Allongée sur le dos, j’observe mon plafond, tentant de maîtriser le tumulte de mes émotions. Maurice, étendu sur mon ventre, ronronne sous mes caresses lentes. J’ai beau me répéter que ces satanés corbeaux l’avaient mérité, l’épisode ne cesse de hanter mon esprit.

Résignée, je me lève et descends au salon. Mathieu et Sasha sont plongés dans une discussion animée autour de la table. Je les frôle sans un mot, ouvre la grande fenêtre et me laisse envelopper par le murmure apaisant de la pluie.

— Alice ?

Je sens leurs regards interrogateurs peser sur moi.

— Il faut que j’évacue mon stress.

Sans attendre de réponse, j’allume le tourne-disque et place un vinyle d’Imagine Dragons, acheté quelques mois plus tôt Mathieu m'avait jugé d'ailleurs. La voix envoûtante du chanteur emplit la pièce, mais le volume élevé fait tiquer Mathieu, dont le regard réprobateur ne me fait ni chaud ni froid. Ignorant ses protestations silencieuses, je sors.

La pluie imbibe rapidement mes vêtements, mais je m’en moque. Portée par le rythme de “Eyes Closed”, je ferme les yeux et me mets à danser. Une exaltation soudaine s’empare de moi, me faisant oublier tout le reste.

Un mouvement derrière la fenêtre a attiré mon attention : Sasha, les bras croisés, me regarde d’un air incrédule. Mathieu apparaît sur le bas de la porte.

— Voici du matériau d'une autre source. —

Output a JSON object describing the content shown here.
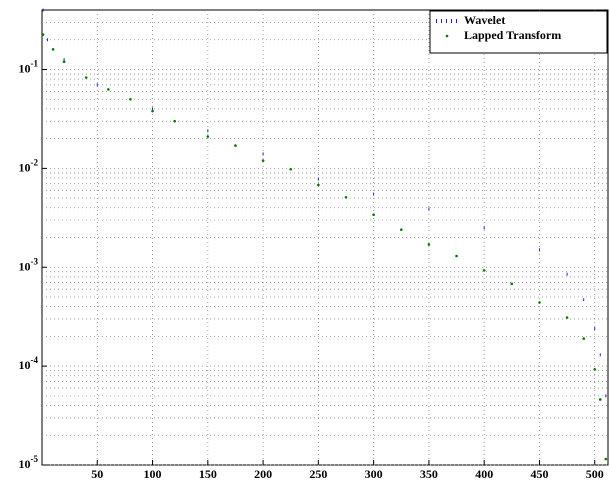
{
  "chart_data": {
    "type": "scatter",
    "series": [
      {
        "name": "Wavelet",
        "color": "#1f1fd0",
        "x": [
          1,
          5,
          20,
          50,
          100,
          150,
          200,
          250,
          300,
          350,
          400,
          450,
          475,
          490,
          500,
          505,
          510
        ],
        "values": [
          0.4,
          0.2,
          0.126,
          0.07,
          0.04,
          0.024,
          0.014,
          0.0078,
          0.0055,
          0.0039,
          0.0025,
          0.0015,
          0.00085,
          0.00047,
          0.00024,
          0.00013,
          5e-05
        ]
      },
      {
        "name": "Lapped Transform",
        "color": "#007a00",
        "x": [
          1,
          10,
          20,
          40,
          60,
          80,
          100,
          120,
          150,
          175,
          200,
          225,
          250,
          275,
          300,
          325,
          350,
          375,
          400,
          425,
          450,
          475,
          490,
          500,
          505,
          510
        ],
        "values": [
          0.226,
          0.16,
          0.12,
          0.083,
          0.063,
          0.05,
          0.038,
          0.03,
          0.021,
          0.017,
          0.012,
          0.0098,
          0.0068,
          0.0051,
          0.0034,
          0.0024,
          0.0017,
          0.0013,
          0.00093,
          0.00068,
          0.00044,
          0.00031,
          0.00019,
          9.3e-05,
          4.6e-05,
          1.15e-05
        ]
      }
    ],
    "xlim": [
      0,
      512
    ],
    "xticks": [
      50,
      100,
      150,
      200,
      250,
      300,
      350,
      400,
      450,
      500
    ],
    "ylim": [
      1e-05,
      0.4
    ],
    "log_y": true,
    "yticks": [
      {
        "value": 0.1,
        "label": "10^-1"
      },
      {
        "value": 0.01,
        "label": "10^-2"
      },
      {
        "value": 0.001,
        "label": "10^-3"
      },
      {
        "value": 0.0001,
        "label": "10^-4"
      },
      {
        "value": 1e-05,
        "label": "10^-5"
      }
    ],
    "grid": true,
    "legend": "top-right"
  }
}
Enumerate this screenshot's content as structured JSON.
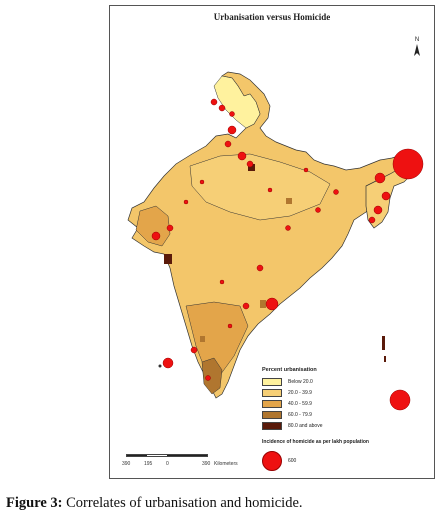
{
  "map": {
    "title": "Urbanisation versus Homicide",
    "north_arrow": "N"
  },
  "legend": {
    "title": "Percent urbanisation",
    "classes": [
      {
        "label": "Below 20.0",
        "color": "#fff29e"
      },
      {
        "label": "20.0 - 39.9",
        "color": "#f6cf76"
      },
      {
        "label": "40.0 - 59.9",
        "color": "#e3a54a"
      },
      {
        "label": "60.0 - 79.9",
        "color": "#b0762f"
      },
      {
        "label": "80.0 and above",
        "color": "#5a1a0a"
      }
    ]
  },
  "homicide_legend": {
    "title": "Incidence of homicide as per lakh population",
    "value": "600",
    "color": "#ee1111"
  },
  "scalebar": {
    "ticks": [
      "390",
      "195",
      "0"
    ],
    "last_tick": "390",
    "unit": "Kilometers"
  },
  "caption": {
    "prefix": "Figure 3:",
    "text": "Correlates of urbanisation and homicide."
  }
}
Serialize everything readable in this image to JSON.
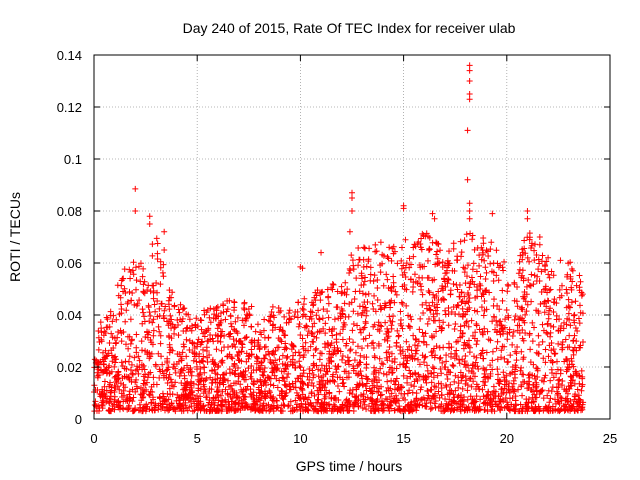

— Alice, que fais-tu donc ?

Je lui adresse un sourire espiègle et lui fais signe de me rejoindre.

— Il s’abat des torrents de pluie ! protesta-t-il.

— Justement, c’est le moment idéal.

À ma grande surprise, Mathieu finit par céder; il délaisse sa canne contre le mur à l'abri de la pluie. Perplexe, il s’avance vers moi. Dès qu’il est à portée, je saisis sa main et le tire à moi. Déséquilibré, il trébuche légèrement et se rattrape en s’appuyant sur ma taille. Je lui lance un regard d’excuse, consciente de sa jambe blessée. Mais déjà, la musique s’achève.

Un court silence flotte avant qu’une nouvelle chanson ne débute. Dès les premières notes, mon cœur rate un battement. Le disque à été changé, sans doute par Sasha.

Jailhouse Rock.

Je lève les yeux vers Mathieu. Une lueur malicieuse danse dans son regard. Un sourire en coin étire ses lèvres. Sans un mot, il attrape ma main et m’entraîne dans une danse effrénée, comme lors de notre toute première rencontre.

La pluie ruisselle sur nos visages tandis que nous tournons sous l’averse. Lors de la dernière note, il me fait basculer en arrière avec une précision parfaite. Un éclair fend le ciel au même instant.

— Je t’aime, darling.

Son murmure me coupe le souffle. Mon cœur s’emballe. J’ouvre la bouche pour lui répondre, le ventre noué d’une douce euphorie, mais soudain, il me lâche.

Je tombe lourdement dans une flaque.

— Bordel, Mathieu !

Il esquisse une révérence moqueuse avant de récupérer sa canne, abandonnée contre le mur. Je reste allongée un instant, riant malgré moi sous la pluie battante, puis finis par me relever et rentrer à l’intérieur.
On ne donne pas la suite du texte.